In this case entitled, Barry Boles v. Wal-Mart Stores, Inc., the employee Mr. Boles had worked for Walmart for many years. Mr. Boles first went out on a medical leave on May 8, 2011, after going to the emergency room for a large blister on his leg. The large blister progressed into a five or six inch ulcer requiring Mr. Boles to take an extended medical leave of absence. Walmart eventually placed Mr. Boles on medical leave pursuant to the Family and Medical Leave Act from June 22, 2011 through September 10, 2011. During his FMLA leave, Mr. Boles’ treating doctor provided a certification that advised Walmart that Mr. Boles would not be able to return to work until October/November, 2011.

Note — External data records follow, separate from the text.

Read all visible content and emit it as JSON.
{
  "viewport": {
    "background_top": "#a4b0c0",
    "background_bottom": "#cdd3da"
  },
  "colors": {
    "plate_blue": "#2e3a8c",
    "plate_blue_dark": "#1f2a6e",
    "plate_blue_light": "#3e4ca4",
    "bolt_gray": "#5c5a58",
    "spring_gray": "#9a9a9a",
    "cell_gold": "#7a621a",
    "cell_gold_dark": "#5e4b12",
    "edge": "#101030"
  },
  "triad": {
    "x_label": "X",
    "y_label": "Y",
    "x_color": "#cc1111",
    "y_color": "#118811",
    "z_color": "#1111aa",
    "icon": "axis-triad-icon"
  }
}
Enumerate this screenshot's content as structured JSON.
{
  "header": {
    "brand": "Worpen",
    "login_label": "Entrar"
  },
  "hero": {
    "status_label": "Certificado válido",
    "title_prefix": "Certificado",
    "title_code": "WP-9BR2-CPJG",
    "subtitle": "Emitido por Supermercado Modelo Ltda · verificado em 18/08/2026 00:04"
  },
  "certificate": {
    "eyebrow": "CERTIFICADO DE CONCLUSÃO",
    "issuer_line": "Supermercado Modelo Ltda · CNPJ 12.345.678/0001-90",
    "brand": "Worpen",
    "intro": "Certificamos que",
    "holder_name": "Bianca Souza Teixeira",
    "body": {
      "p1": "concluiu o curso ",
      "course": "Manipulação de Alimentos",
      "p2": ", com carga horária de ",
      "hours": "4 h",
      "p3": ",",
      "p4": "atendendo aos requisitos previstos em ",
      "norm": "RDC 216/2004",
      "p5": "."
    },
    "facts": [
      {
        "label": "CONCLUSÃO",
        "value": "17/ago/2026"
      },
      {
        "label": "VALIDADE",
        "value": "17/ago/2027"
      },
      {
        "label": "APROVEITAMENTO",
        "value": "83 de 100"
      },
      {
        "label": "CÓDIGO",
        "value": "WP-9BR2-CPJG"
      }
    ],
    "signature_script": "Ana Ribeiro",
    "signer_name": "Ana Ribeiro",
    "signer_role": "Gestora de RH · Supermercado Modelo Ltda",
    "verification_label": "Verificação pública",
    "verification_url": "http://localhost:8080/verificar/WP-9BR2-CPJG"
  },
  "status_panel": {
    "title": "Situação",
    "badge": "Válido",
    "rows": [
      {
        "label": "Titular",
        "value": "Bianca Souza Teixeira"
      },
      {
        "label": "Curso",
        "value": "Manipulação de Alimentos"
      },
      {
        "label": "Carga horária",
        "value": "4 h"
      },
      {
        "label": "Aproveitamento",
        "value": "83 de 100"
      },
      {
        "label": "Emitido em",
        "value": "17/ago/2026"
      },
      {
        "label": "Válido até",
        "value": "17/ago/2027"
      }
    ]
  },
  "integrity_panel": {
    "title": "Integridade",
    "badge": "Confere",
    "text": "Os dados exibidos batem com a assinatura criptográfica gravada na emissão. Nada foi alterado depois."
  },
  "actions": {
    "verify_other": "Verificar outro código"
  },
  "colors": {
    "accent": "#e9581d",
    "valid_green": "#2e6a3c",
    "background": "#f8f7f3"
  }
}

On October 23, 2011, Mr. Boles returned to work, but learned that he could not log onto his computer. Mr. Boles attempted to reach out to the Market Human Resource Manager, Quawad McDonald, to find out his status, but his attempts were ignored by Mr. McDonald. Finally, on or about October 29, 2011, Mr. Boles received a letter from Mr. McDonald advising him that he had been terminated as of October 25, 2011 for “failure to return” to work.
Mr. Boles presented two claims under the New Jersey Law Against Discrimination during trial of the matter, which included retaliation and failure to reasonably accommodate his request for extended leave. As to the retaliation claim, the jury found that (1) Mr. Boles was in a protected class as a result of his disability; (2) Mr. Boles engaged in protected activity by requesting medical leave to his employer; (3) Mr. Boles was subjected to an adverse employment action by being terminated from his employment; (4) there was a casual link between the protected activity and the adverse employment action. Because Mr. Boles was able to prove all these elements, the jury found that Walmart had unlawfully retaliated against Mr. Boles for exercising his right to take a medical leave for his disability.
In addition to finding liability under the New Jersey Law Against Discrimination for unlawful retaliation, the jury also awarded punitive damages against Walmart. The Court of Appeals affirmed the District Court and jury’s conclusion that the Walmart Store Manager and the Human Resource Manager met the definition of upper management and that their wrongful conduct, including ignoring Mr. Boles communications and falsely claiming that he abandoned his job, supported the jury’s determination of the award punitive damages.
This case is an important reminder to employers of the strong legal protections available under the New Jersey Law Against Discrimination to disabled employees including their right to take a medical leave of absence.